Supernatural thriller lovers, get ready. Netflix’s original series Stranger Things Season 2 is airing one week from today. All nine episodes will premiere October 27 on Netflix worldwide, giving sci-fi junkies like myself the perfect opportunity to binge-watch the new Halloween-themed season before Halloween itself.

Set in the early 1980s, Stranger Things follows the lives of a group of boys in Hawkins, Indiana who stumble upon a secretive government research project and a telekinetic girl after their friend Will Byers mysteriously disappears. And of course, there’s a sinister alternate universe called the Upside Down that houses a predatory humanoid monster who uses a portal to change dimensions and infiltrate the small town in Indiana.

But what strikes me the most about this shiver-inducing storyline is the main villain: It’s not the monster from the dark, cold parallel universe but rather the force that unleashes this creature—the government.

I wonder if the show intentionally connected the monster to the government as a nod to Friedrich Nietzsche’s critique: “A state, is called the coldest of all cold monsters.”

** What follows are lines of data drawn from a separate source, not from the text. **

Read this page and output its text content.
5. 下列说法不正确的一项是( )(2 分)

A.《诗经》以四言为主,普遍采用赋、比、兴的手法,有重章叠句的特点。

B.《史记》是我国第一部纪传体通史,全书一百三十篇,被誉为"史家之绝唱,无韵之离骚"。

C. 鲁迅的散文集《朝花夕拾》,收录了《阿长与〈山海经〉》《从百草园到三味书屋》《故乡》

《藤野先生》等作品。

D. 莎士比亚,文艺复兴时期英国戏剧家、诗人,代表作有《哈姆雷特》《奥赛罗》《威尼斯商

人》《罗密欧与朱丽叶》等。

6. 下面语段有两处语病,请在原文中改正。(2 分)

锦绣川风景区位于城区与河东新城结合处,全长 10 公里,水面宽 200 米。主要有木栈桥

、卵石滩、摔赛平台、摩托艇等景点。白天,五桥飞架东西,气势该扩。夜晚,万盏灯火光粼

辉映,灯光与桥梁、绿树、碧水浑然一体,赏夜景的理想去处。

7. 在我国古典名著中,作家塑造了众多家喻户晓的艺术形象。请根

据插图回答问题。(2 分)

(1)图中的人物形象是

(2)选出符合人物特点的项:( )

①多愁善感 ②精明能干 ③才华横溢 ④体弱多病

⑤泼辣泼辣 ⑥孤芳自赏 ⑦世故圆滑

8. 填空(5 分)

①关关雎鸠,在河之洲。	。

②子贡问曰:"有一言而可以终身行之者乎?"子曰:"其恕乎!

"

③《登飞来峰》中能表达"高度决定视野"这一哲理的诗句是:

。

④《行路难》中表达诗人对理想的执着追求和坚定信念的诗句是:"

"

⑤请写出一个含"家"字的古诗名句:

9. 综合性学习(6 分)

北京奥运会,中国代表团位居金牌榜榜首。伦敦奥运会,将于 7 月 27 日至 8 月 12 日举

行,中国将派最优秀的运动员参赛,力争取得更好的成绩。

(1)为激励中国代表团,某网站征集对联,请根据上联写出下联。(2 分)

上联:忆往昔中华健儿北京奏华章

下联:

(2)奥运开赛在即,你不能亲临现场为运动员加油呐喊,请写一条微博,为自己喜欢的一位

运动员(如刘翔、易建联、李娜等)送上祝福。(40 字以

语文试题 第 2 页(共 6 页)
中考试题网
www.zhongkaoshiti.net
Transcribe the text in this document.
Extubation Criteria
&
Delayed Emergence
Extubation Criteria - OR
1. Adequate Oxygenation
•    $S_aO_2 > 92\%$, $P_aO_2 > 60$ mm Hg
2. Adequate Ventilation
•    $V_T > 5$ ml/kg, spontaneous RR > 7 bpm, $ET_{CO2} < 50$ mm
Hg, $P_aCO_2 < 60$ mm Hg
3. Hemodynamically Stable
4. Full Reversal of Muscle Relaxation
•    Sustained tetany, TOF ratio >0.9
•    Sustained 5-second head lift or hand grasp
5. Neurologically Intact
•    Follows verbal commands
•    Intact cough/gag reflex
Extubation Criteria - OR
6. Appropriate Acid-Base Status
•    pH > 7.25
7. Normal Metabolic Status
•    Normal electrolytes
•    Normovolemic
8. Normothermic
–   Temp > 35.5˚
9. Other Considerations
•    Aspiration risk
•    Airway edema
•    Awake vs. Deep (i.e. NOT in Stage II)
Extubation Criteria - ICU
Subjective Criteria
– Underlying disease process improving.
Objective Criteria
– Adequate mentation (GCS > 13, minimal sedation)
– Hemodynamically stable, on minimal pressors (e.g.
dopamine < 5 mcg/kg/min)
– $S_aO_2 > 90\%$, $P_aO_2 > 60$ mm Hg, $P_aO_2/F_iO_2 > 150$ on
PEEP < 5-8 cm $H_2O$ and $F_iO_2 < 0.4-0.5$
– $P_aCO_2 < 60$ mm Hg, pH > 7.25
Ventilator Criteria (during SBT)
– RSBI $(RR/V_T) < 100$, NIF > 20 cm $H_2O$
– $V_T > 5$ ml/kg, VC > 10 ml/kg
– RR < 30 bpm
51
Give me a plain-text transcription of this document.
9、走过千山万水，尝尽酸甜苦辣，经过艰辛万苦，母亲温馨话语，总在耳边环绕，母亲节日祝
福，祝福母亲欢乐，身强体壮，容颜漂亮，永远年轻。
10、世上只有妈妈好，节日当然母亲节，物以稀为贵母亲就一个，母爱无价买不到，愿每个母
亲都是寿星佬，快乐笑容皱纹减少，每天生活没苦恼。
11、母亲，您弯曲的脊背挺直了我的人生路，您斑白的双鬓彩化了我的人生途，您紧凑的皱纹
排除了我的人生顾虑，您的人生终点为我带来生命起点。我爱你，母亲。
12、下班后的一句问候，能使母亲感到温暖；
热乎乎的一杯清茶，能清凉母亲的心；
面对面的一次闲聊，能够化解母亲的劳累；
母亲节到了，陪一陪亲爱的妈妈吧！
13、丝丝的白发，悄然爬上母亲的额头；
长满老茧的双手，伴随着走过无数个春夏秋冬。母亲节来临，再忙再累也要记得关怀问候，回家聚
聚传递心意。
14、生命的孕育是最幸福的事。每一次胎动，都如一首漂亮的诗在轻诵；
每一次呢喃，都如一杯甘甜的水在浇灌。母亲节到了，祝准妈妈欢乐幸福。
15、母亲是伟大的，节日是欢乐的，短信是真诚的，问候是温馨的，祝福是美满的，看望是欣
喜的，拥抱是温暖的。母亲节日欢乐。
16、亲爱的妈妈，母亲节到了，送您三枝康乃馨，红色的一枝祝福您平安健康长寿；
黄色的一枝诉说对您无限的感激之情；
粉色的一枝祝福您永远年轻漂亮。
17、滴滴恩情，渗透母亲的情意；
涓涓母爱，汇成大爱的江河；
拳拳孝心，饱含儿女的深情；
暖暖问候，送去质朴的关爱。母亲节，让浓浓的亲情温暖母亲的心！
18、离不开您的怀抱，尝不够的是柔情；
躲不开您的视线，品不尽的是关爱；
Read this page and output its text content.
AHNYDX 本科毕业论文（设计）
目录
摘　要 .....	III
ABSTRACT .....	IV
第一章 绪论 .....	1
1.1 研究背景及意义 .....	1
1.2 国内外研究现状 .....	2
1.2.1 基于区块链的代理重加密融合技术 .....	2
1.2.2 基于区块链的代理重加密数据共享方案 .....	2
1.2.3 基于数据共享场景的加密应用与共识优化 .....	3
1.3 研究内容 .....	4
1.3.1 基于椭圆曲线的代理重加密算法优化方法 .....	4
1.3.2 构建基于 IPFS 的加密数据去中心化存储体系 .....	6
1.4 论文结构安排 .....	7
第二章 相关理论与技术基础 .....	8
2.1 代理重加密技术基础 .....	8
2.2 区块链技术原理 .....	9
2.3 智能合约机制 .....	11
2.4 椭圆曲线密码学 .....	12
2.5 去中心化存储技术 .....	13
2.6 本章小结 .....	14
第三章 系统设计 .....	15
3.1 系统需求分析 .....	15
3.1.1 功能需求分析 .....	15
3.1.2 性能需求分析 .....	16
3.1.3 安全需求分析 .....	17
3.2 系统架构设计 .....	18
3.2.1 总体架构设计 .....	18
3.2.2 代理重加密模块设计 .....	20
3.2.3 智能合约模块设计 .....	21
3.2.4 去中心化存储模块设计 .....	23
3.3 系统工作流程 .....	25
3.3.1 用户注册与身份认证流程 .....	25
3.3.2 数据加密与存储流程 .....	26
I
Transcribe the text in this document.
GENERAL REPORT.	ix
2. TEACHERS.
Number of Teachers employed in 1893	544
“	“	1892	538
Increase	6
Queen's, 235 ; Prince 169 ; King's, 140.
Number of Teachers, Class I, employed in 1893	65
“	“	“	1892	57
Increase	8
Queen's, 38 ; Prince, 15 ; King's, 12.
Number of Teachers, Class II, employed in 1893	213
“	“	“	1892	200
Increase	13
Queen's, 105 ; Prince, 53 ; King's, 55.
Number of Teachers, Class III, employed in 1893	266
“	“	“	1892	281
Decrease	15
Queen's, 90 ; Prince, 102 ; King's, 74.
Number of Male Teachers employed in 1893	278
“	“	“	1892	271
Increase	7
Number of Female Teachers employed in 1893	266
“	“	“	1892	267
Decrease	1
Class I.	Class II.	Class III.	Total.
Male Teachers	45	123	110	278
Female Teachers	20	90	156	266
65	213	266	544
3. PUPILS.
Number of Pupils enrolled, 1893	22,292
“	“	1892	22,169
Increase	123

The sci-fi drama takes its real-world parallels a step further. Beyond unleashing an evil monster, the government villain uses a shady scientific program called MK-Ultra to carry out mind control and hypnosis experiments—the coldness of the state at its finest.

Stranger Things, Season 1

Which is eerily similar to the real CIA’s MK-Ultra mind control research program that was created in the 1950s and used until 1973—”details of the illicit program didn’t become public until 1975, during a congressional investigation into widespread illegal CIA activities within the United States and around the world.”

I guess the possibility of government mind control doesn’t just exist in science fiction.

And apparently Stranger Things’s portrayal of the U.S. Energy Department exploring parallel universes has some real-world truth to it, too.